De novo metastatic prostate cancer is highly aggressive, but the paucity of routinely collected tissue has hindered genomic stratification and precision oncology. Here, we leveraged a rare study of surgical intervention in 43 de novo metastatic prostate cancers to assess somatic genotypes across 607 synchronous primary and metastatic tissue regions plus circulating tumor DNA. Intra-prostate heterogeneity was pervasive and impacted clinically relevant genes, resulting in discordant genotypes between select primary restricted regions and synchronous metastases. Additional complexity was driven by polyclonal metastatic seeding from phylogenetically related primary populations. When simulating clinical practice relying on a single tissue region, genomic heterogeneity plus variable tumor fraction across samples caused inaccurate genotyping of dominant disease; however, pooling extracted DNA from multiple biopsy cores before sequencing can rescue misassigned somatic genotypes. Our results define the relationship between synchronous treatment-sensitive primary and metastatic lesions in men with de novo metastatic prostate cancer and provide a framework for implementing genomics-guided patient management.
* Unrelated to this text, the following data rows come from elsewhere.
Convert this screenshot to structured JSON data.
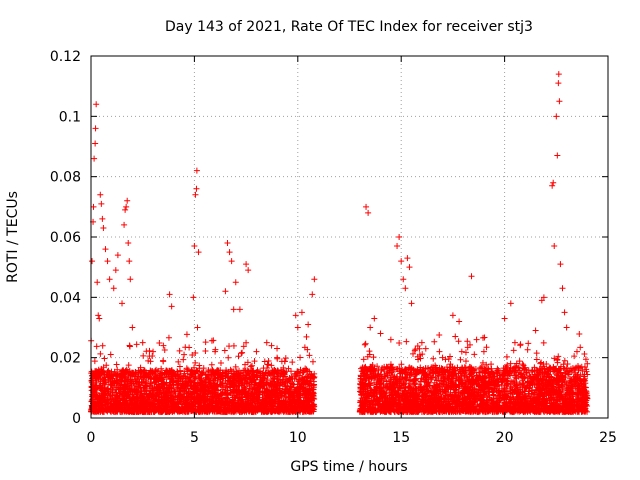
{
  "chart_data": {
    "type": "scatter",
    "title": "Day 143 of 2021, Rate Of TEC Index for receiver stj3",
    "xlabel": "GPS time / hours",
    "ylabel": "ROTI / TECUs",
    "xlim": [
      0,
      25
    ],
    "ylim": [
      0,
      0.12
    ],
    "xticks": [
      0,
      5,
      10,
      15,
      20,
      25
    ],
    "xtick_labels": [
      "0",
      "5",
      "10",
      "15",
      "20",
      "25"
    ],
    "yticks": [
      0,
      0.02,
      0.04,
      0.06,
      0.08,
      0.1,
      0.12
    ],
    "ytick_labels": [
      "0",
      "0.02",
      "0.04",
      "0.06",
      "0.08",
      "0.1",
      "0.12"
    ],
    "grid": true,
    "marker": "+",
    "series": [
      {
        "name": "ROTI",
        "color": "#ff0000",
        "points": [
          [
            0.05,
            0.052
          ],
          [
            0.1,
            0.065
          ],
          [
            0.12,
            0.07
          ],
          [
            0.15,
            0.086
          ],
          [
            0.2,
            0.091
          ],
          [
            0.22,
            0.096
          ],
          [
            0.25,
            0.104
          ],
          [
            0.3,
            0.045
          ],
          [
            0.35,
            0.034
          ],
          [
            0.4,
            0.033
          ],
          [
            0.45,
            0.074
          ],
          [
            0.5,
            0.071
          ],
          [
            0.55,
            0.066
          ],
          [
            0.6,
            0.063
          ],
          [
            0.7,
            0.056
          ],
          [
            0.8,
            0.052
          ],
          [
            0.9,
            0.046
          ],
          [
            1.1,
            0.043
          ],
          [
            1.2,
            0.049
          ],
          [
            1.3,
            0.054
          ],
          [
            1.5,
            0.038
          ],
          [
            1.6,
            0.064
          ],
          [
            1.65,
            0.069
          ],
          [
            1.7,
            0.07
          ],
          [
            1.75,
            0.072
          ],
          [
            1.8,
            0.058
          ],
          [
            1.85,
            0.052
          ],
          [
            1.9,
            0.046
          ],
          [
            2.0,
            0.03
          ],
          [
            2.5,
            0.025
          ],
          [
            3.0,
            0.022
          ],
          [
            3.5,
            0.024
          ],
          [
            3.8,
            0.041
          ],
          [
            3.9,
            0.037
          ],
          [
            4.5,
            0.021
          ],
          [
            4.95,
            0.04
          ],
          [
            5.0,
            0.057
          ],
          [
            5.05,
            0.074
          ],
          [
            5.1,
            0.076
          ],
          [
            5.12,
            0.082
          ],
          [
            5.15,
            0.03
          ],
          [
            5.2,
            0.055
          ],
          [
            6.0,
            0.022
          ],
          [
            6.5,
            0.042
          ],
          [
            6.6,
            0.058
          ],
          [
            6.7,
            0.055
          ],
          [
            6.8,
            0.052
          ],
          [
            6.9,
            0.036
          ],
          [
            7.0,
            0.045
          ],
          [
            7.2,
            0.036
          ],
          [
            7.5,
            0.051
          ],
          [
            7.6,
            0.049
          ],
          [
            8.0,
            0.022
          ],
          [
            8.5,
            0.025
          ],
          [
            9.0,
            0.02
          ],
          [
            9.9,
            0.034
          ],
          [
            10.0,
            0.03
          ],
          [
            10.2,
            0.035
          ],
          [
            10.5,
            0.031
          ],
          [
            10.7,
            0.041
          ],
          [
            10.8,
            0.046
          ],
          [
            13.3,
            0.07
          ],
          [
            13.4,
            0.068
          ],
          [
            13.5,
            0.03
          ],
          [
            13.7,
            0.033
          ],
          [
            14.0,
            0.028
          ],
          [
            14.5,
            0.026
          ],
          [
            14.8,
            0.057
          ],
          [
            14.9,
            0.06
          ],
          [
            15.0,
            0.052
          ],
          [
            15.1,
            0.046
          ],
          [
            15.2,
            0.043
          ],
          [
            15.3,
            0.053
          ],
          [
            15.4,
            0.05
          ],
          [
            15.5,
            0.038
          ],
          [
            16.0,
            0.025
          ],
          [
            17.0,
            0.02
          ],
          [
            17.5,
            0.034
          ],
          [
            17.8,
            0.032
          ],
          [
            18.4,
            0.047
          ],
          [
            19.0,
            0.022
          ],
          [
            20.0,
            0.033
          ],
          [
            20.3,
            0.038
          ],
          [
            20.5,
            0.025
          ],
          [
            21.5,
            0.029
          ],
          [
            21.8,
            0.039
          ],
          [
            21.9,
            0.04
          ],
          [
            22.3,
            0.077
          ],
          [
            22.35,
            0.078
          ],
          [
            22.4,
            0.057
          ],
          [
            22.5,
            0.1
          ],
          [
            22.55,
            0.087
          ],
          [
            22.6,
            0.111
          ],
          [
            22.62,
            0.114
          ],
          [
            22.65,
            0.105
          ],
          [
            22.7,
            0.051
          ],
          [
            22.8,
            0.043
          ],
          [
            22.9,
            0.035
          ],
          [
            23.0,
            0.03
          ],
          [
            23.5,
            0.022
          ],
          [
            24.0,
            0.018
          ]
        ],
        "bands": [
          {
            "x": [
              0.0,
              10.8
            ],
            "y": [
              0.002,
              0.016
            ]
          },
          {
            "x": [
              13.0,
              24.0
            ],
            "y": [
              0.002,
              0.017
            ]
          }
        ]
      }
    ]
  }
}
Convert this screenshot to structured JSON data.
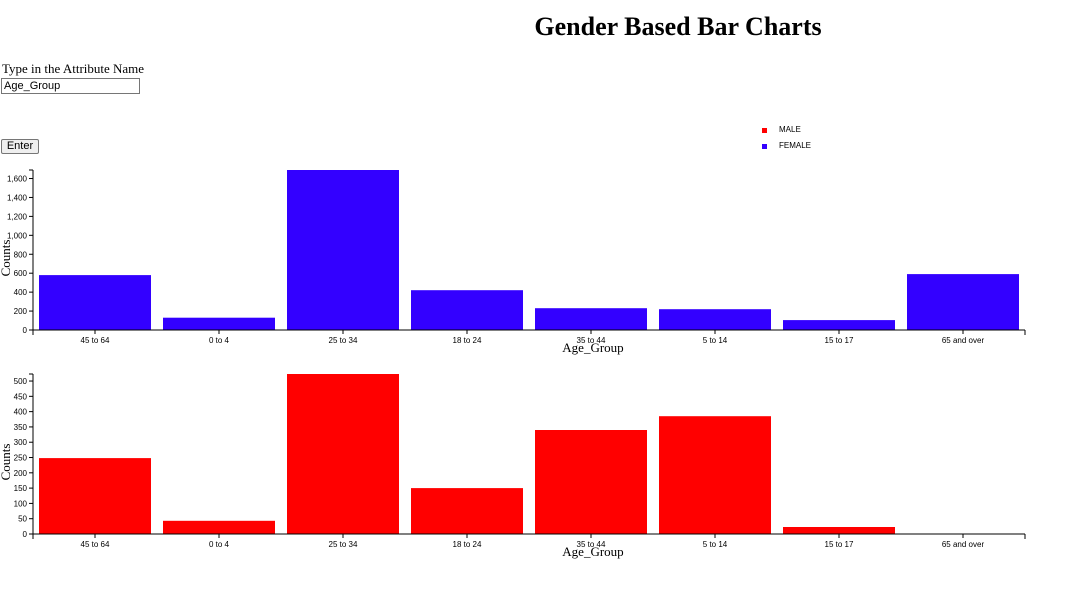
{
  "page": {
    "title": "Gender Based Bar Charts",
    "input_label": "Type in the Attribute Name",
    "input_value": "Age_Group",
    "enter_label": "Enter"
  },
  "legend": [
    {
      "label": "MALE",
      "color": "#ff0000"
    },
    {
      "label": "FEMALE",
      "color": "#3300ff"
    }
  ],
  "chart_data": [
    {
      "type": "bar",
      "categories": [
        "45 to 64",
        "0 to 4",
        "25 to 34",
        "18 to 24",
        "35 to 44",
        "5 to 14",
        "15 to 17",
        "65 and over"
      ],
      "values": [
        580,
        130,
        1690,
        420,
        230,
        220,
        105,
        590
      ],
      "series": [
        {
          "name": "FEMALE",
          "values": [
            580,
            130,
            1690,
            420,
            230,
            220,
            105,
            590
          ]
        }
      ],
      "color": "#3300ff",
      "xlabel": "Age_Group",
      "ylabel": "Counts",
      "ylim": [
        0,
        1690
      ],
      "yticks": [
        0,
        200,
        400,
        600,
        800,
        1000,
        1200,
        1400,
        1600
      ],
      "ytick_labels": [
        "0",
        "200",
        "400",
        "600",
        "800",
        "1,000",
        "1,200",
        "1,400",
        "1,600"
      ]
    },
    {
      "type": "bar",
      "categories": [
        "45 to 64",
        "0 to 4",
        "25 to 34",
        "18 to 24",
        "35 to 44",
        "5 to 14",
        "15 to 17",
        "65 and over"
      ],
      "values": [
        248,
        43,
        523,
        150,
        340,
        385,
        23,
        0
      ],
      "series": [
        {
          "name": "MALE",
          "values": [
            248,
            43,
            523,
            150,
            340,
            385,
            23,
            0
          ]
        }
      ],
      "color": "#ff0000",
      "xlabel": "Age_Group",
      "ylabel": "Counts",
      "ylim": [
        0,
        523
      ],
      "yticks": [
        0,
        50,
        100,
        150,
        200,
        250,
        300,
        350,
        400,
        450,
        500
      ],
      "ytick_labels": [
        "0",
        "50",
        "100",
        "150",
        "200",
        "250",
        "300",
        "350",
        "400",
        "450",
        "500"
      ]
    }
  ]
}
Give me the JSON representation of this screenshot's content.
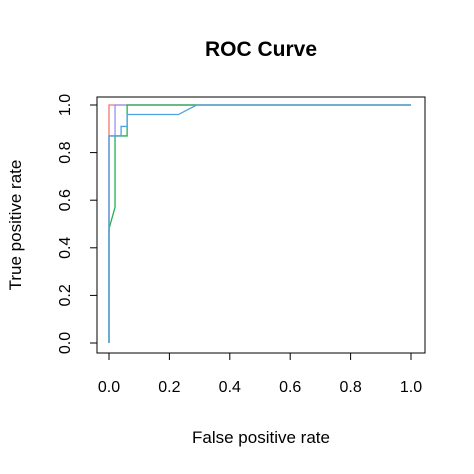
{
  "chart_data": {
    "type": "line",
    "title": "ROC Curve",
    "xlabel": "False positive rate",
    "ylabel": "True positive rate",
    "xlim": [
      0,
      1
    ],
    "ylim": [
      0,
      1
    ],
    "grid": false,
    "x_ticks": [
      "0.0",
      "0.2",
      "0.4",
      "0.6",
      "0.8",
      "1.0"
    ],
    "y_ticks": [
      "0.0",
      "0.2",
      "0.4",
      "0.6",
      "0.8",
      "1.0"
    ],
    "series": [
      {
        "color": "#f8766d",
        "points": [
          [
            0,
            0
          ],
          [
            0,
            0.87
          ],
          [
            0,
            1
          ],
          [
            1,
            1
          ]
        ]
      },
      {
        "color": "#9b8ff0",
        "points": [
          [
            0,
            0
          ],
          [
            0,
            0.87
          ],
          [
            0.02,
            0.87
          ],
          [
            0.02,
            1
          ],
          [
            1,
            1
          ]
        ]
      },
      {
        "color": "#22b14c",
        "points": [
          [
            0,
            0
          ],
          [
            0,
            0.48
          ],
          [
            0.02,
            0.57
          ],
          [
            0.02,
            0.87
          ],
          [
            0.06,
            0.87
          ],
          [
            0.06,
            1
          ],
          [
            1,
            1
          ]
        ]
      },
      {
        "color": "#4ca3dd",
        "points": [
          [
            0,
            0
          ],
          [
            0,
            0.87
          ],
          [
            0.04,
            0.87
          ],
          [
            0.04,
            0.91
          ],
          [
            0.06,
            0.91
          ],
          [
            0.06,
            0.96
          ],
          [
            0.23,
            0.96
          ],
          [
            0.29,
            1
          ],
          [
            1,
            1
          ]
        ]
      }
    ]
  }
}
新发转移性前列腺癌具有高度侵袭性，但常规收集组织的缺乏阻碍了基因组分层和精准肿瘤学。在这里，我们利用一项对 43 例新发转移性前列腺癌进行手术干预的罕见研究来评估 607 个同步原发性和转移性组织区域以及循环肿瘤 DNA 的体细胞基因型。前列腺内异质性普遍存在并影响临床相关基因，导致选定的原发限制区域和同步转移之间的基因型不一致。额外的复杂性是由系统发育相关的主要群体的多克隆转移播种驱动的。当依赖于单一组织区域模拟临床实践时，基因组异质性加上样本中不同的肿瘤分数会导致显性疾病的基因分型不准确；然而，在测序之前汇集从多个活检核心提取的 DNA 可以挽救错误分配的体细胞基因型。我们的结果定义了患有新发转移性前列腺癌的男性中同步治疗敏感的原发性和转移性病变之间的关系，并为实施基因组学指导的患者管理提供了框架。